There is a wide range of applications such as noise reduction, semantic hashing and image-to-position mapping.
In this specific challenge we provide you with images of an autonomous racing car on a carrera track, which we recorded using a top view camera. These recordings contain high-dimensional vectors, however, a one-dimensional manifold underlies this data. We challenge you to encode the images in three dimensions by using an autoencoder. As a result you should be able to visualize the one-dimensional manifold.
The benefit of dimensional reduction in image-to-position mapping is useful especially for advanced tasks such as learning to control the speed of a racing car by using reinforcement learning (Lange, S., Riedmiller, M., & Voigtländer, A., Autonomous reinforcement learning on raw visual input data in a real world application. In Proc. of IJCNN 2012).
- images (2600, 304, 808, 3): RGB values: [0-255]
- to be used as sole input data to the neural network
- ranges (2600,): position of the car on the track: [0-2π]
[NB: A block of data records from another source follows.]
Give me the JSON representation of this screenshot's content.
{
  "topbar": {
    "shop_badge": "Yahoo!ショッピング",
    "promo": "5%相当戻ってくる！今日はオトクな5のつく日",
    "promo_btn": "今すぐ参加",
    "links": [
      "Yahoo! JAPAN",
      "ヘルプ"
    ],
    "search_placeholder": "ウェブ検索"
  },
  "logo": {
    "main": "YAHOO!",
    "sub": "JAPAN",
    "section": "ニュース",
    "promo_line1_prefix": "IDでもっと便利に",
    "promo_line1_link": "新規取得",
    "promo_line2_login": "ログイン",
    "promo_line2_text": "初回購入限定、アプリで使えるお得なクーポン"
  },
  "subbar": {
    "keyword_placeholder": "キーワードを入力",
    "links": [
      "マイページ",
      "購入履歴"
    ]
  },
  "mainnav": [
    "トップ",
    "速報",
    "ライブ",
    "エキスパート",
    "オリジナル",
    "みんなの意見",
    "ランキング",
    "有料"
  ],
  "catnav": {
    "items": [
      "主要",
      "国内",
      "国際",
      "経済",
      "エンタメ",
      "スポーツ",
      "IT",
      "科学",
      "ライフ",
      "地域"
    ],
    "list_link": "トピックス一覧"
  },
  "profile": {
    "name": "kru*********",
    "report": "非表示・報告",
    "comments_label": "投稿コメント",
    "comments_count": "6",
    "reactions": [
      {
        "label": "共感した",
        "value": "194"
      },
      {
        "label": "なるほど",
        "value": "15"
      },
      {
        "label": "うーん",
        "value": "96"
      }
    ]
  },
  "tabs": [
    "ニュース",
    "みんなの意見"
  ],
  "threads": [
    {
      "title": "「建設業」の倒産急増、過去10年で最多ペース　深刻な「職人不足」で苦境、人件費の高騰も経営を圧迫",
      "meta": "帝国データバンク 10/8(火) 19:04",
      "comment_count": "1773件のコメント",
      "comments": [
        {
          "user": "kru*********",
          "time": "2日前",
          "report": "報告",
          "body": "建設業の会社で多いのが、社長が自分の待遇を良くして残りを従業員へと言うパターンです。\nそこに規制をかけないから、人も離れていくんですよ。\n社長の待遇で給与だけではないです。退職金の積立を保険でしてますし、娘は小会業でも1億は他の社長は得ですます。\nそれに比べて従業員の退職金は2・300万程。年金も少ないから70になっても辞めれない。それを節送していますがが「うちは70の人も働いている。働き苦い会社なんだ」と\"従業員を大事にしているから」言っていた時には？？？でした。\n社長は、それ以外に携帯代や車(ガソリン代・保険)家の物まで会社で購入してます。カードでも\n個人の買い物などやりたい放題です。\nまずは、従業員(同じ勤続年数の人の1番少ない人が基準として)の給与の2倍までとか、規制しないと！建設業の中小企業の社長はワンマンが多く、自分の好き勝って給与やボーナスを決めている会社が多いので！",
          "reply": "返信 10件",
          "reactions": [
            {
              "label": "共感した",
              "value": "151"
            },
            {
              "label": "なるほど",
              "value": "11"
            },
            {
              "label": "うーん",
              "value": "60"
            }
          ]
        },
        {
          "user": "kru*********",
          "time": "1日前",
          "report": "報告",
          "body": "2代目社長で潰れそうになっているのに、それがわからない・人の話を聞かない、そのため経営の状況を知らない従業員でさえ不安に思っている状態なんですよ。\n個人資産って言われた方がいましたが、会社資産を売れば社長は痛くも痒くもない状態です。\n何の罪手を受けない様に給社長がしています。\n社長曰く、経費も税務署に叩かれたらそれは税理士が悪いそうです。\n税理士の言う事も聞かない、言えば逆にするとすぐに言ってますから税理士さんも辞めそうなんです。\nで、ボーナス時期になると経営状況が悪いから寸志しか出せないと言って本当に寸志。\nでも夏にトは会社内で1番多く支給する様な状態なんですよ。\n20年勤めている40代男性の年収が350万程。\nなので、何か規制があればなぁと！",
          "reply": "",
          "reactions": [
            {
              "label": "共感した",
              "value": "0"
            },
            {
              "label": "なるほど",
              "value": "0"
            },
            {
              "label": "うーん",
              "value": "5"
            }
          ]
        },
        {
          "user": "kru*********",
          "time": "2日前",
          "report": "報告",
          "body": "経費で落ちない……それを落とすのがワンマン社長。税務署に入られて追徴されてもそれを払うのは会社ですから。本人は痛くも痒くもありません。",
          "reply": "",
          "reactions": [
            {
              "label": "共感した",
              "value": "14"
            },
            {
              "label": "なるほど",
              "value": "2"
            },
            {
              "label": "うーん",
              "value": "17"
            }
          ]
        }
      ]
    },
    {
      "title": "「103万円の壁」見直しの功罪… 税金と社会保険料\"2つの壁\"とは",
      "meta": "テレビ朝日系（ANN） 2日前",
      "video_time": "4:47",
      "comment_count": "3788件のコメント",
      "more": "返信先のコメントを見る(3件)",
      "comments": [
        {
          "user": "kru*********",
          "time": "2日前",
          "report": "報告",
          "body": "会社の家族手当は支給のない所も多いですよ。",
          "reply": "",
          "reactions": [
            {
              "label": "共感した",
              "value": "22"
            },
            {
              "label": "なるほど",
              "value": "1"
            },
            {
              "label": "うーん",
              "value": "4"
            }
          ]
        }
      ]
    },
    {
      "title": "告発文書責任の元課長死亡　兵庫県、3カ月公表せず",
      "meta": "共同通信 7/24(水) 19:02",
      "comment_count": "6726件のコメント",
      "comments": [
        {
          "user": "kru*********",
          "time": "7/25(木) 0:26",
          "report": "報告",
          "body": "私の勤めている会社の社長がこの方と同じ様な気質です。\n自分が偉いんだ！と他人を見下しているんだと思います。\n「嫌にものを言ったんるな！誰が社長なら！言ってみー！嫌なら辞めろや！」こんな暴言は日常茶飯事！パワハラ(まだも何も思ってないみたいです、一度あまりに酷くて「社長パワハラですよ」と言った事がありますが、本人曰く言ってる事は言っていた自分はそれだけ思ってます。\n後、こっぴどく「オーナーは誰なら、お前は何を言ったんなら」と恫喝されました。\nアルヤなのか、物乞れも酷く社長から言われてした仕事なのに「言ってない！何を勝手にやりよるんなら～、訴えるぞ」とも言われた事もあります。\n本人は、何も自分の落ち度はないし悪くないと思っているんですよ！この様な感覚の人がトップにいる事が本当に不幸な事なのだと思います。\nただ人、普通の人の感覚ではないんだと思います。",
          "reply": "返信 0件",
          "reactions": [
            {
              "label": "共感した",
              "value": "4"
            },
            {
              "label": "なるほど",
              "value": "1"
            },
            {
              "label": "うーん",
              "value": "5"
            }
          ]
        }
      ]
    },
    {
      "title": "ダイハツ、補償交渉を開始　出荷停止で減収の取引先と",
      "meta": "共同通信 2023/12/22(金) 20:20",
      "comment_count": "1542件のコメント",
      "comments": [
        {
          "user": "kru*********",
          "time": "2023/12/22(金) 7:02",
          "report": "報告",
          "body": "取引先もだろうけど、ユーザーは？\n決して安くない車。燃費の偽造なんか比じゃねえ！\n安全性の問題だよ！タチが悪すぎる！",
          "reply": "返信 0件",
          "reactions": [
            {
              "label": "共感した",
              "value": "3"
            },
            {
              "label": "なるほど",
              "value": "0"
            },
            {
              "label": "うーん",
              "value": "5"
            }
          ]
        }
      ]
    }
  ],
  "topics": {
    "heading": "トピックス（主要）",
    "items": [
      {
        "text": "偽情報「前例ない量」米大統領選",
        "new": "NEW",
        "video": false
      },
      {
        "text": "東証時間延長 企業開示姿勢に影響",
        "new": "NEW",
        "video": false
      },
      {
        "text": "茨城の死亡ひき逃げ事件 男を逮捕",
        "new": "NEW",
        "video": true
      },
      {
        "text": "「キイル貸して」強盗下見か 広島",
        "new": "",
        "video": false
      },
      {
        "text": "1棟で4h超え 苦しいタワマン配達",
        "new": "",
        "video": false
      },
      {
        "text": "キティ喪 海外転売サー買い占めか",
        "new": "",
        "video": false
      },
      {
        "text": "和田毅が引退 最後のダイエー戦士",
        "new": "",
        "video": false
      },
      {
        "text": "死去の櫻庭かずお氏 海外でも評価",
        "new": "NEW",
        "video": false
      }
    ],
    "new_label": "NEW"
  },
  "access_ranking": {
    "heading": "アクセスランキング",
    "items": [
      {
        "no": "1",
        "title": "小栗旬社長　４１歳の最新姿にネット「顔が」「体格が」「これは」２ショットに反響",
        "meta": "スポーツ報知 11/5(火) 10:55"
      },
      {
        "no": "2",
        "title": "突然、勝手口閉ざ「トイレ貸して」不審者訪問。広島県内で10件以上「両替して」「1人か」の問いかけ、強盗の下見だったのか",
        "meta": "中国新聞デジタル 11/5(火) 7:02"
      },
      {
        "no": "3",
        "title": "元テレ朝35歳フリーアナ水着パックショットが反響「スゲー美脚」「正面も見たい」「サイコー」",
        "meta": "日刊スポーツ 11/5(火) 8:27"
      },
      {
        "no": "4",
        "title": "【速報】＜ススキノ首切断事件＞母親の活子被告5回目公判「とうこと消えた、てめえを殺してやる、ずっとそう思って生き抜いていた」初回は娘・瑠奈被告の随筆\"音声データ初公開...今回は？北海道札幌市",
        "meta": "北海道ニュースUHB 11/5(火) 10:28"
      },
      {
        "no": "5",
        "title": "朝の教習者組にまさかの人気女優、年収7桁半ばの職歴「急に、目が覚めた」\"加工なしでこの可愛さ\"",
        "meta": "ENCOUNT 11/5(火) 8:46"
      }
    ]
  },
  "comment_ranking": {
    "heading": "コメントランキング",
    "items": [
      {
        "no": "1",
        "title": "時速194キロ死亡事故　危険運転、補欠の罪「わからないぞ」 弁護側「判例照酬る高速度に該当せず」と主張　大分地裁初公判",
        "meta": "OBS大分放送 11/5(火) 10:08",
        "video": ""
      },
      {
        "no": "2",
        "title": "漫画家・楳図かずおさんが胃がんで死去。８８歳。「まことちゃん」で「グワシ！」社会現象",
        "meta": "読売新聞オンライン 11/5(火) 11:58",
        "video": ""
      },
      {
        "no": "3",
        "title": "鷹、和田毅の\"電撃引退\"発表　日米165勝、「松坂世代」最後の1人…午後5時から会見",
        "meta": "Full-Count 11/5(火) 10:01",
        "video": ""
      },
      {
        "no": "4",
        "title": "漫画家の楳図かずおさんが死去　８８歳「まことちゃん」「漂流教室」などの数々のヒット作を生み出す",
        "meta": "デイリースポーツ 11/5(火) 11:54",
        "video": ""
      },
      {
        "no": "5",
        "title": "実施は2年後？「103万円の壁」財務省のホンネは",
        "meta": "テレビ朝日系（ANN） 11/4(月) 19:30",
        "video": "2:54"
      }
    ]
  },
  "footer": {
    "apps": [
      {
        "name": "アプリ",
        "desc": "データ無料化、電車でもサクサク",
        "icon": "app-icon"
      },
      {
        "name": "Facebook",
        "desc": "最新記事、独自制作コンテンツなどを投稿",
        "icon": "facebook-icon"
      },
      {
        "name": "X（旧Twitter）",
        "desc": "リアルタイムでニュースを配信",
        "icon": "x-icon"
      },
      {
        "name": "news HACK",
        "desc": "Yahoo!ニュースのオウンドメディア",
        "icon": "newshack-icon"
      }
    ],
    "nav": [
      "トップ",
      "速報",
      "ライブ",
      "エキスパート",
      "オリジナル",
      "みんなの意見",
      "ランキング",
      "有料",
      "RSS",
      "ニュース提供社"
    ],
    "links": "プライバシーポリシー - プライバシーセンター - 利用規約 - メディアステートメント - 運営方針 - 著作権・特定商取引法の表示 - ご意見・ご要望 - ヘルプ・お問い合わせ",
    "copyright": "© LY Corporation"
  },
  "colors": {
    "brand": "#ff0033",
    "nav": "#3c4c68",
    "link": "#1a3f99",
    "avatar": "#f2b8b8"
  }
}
- to be used in evaluation only
- Development of model in model_development.ipynb
- remark: illustrate your whole development process
- remark: do not use ground truth data for optimization, it only serves for supervision enabling you to come up with new models
- Fill encode(x) function with your method in evaluate_encoded_data.ipynb
Using the ground truth position data a random forest (max_depth=5, n_estimators=5) learns the mapping from embedding space to the range the car traveled from the startpoint. The cross validation error of the mapping equals the score. For the final ranking a secret dataset with 400 data points will be used.
We do not provide a baseline for this challenge. Our own baseline network achieved an error of 0.6259 on the test set. Preprocessing of the benchmark included scaling and reshaping.